As I have grown older, I have become more enamored with with old things. Actually I have always had a streak of that in me. I have been a volunteer on a working pioneer farm and have been a history buff for many years. As a boy I loved to listen to the stories of my grandparents and their kin of the old days. I like browsing through old barns, cemeteries, battlefields, and antique stores.
In the last few years, that interest has grown stronger. I guess that is normal, but even if it isn't, I am enjoying it.
Regular readers of this blog may remember "Going Home", the story of going back to the farm where my mother was born, and where I lived on for a short time.
I mentioned in that piece that the pond next to the farm was where I caught my first fish on a fly rod.
My dad still owns that rod, now 52 years old (older than me, thank you for asking). I recently asked for the rod, and dad kindly shipped it to me so that I could try to restore it.
Here is what it looked like when I received it...this is the cork grip:
And the reel seat:
And the rod blank itself...
And the ferrules
The rod I think was originally 8' 6" long, but it was missing the last 6" of the tip, amputated in an unfortunate accident with a trunk lid (no, it wasn't me, thanks for asking). ;-)

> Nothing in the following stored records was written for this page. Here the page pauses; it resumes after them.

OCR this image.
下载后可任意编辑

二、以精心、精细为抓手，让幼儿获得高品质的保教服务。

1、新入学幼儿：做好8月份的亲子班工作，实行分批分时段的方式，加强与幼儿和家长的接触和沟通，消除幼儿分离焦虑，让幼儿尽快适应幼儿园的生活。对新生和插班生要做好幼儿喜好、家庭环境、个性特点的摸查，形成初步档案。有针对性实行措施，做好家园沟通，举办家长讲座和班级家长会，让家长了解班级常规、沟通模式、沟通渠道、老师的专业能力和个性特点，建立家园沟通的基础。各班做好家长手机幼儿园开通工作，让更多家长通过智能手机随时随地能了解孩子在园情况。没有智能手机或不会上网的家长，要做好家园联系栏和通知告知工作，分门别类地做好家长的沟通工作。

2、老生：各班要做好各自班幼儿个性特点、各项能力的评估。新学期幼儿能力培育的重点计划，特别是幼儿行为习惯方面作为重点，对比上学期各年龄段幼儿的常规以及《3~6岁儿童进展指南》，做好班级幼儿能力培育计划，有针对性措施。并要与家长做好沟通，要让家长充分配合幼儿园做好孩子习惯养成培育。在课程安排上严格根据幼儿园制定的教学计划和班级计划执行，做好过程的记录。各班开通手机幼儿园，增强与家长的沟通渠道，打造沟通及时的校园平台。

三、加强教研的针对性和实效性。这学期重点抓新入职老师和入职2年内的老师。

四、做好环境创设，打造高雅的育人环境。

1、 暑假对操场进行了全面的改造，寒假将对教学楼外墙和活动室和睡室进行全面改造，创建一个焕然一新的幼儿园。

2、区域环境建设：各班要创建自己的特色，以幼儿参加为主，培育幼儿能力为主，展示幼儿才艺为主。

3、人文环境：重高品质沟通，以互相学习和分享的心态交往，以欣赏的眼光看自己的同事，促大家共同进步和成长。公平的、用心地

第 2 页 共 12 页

For advice and techniques, I went to a great web forum, Fiberglass Flyrodders . I was directed this site by a fellow Trout Unlimited officer, who is passionate about old rods and reels, and who sold me my first fiberglass rod a year ago. The e members gave me great advice and encouragement.
I also picked up a couple of books, and read them both pretty thoroughly. After all, this rod was pretty special to me because of it's historic value to me and my dad and the milestones it had seen in our relationship.
It took a couple months, mainly because I didn't know what I was doing, and because I often procrastinated on steps until I felt fairly confident that I wouldn't louse up the job too badly.
Last week I finally finished the rod.
I stepped onto the sidewalk next to my house and for the first time in probably 40 years, I cast a flyline with it. This time I was older, and a much better flycaster, and an experienced fisherman. The memories and images rushed out as I cast.
For those who cannot relate, it would be like rebuilding your dad's favorite old car, and taking it out for it's first spin in the neighborhood. Well kinda.
Anywho, this is how it ended up looking. The reel is one identical to dad's that I bought on Ebay. I will fish with dad's reel, and keep this one in a box. It came with the original box and owner's manual, and looks cool on my gun safe.
My dream it to take it back to the old pond at the farm, just to see if there is still magic left in it.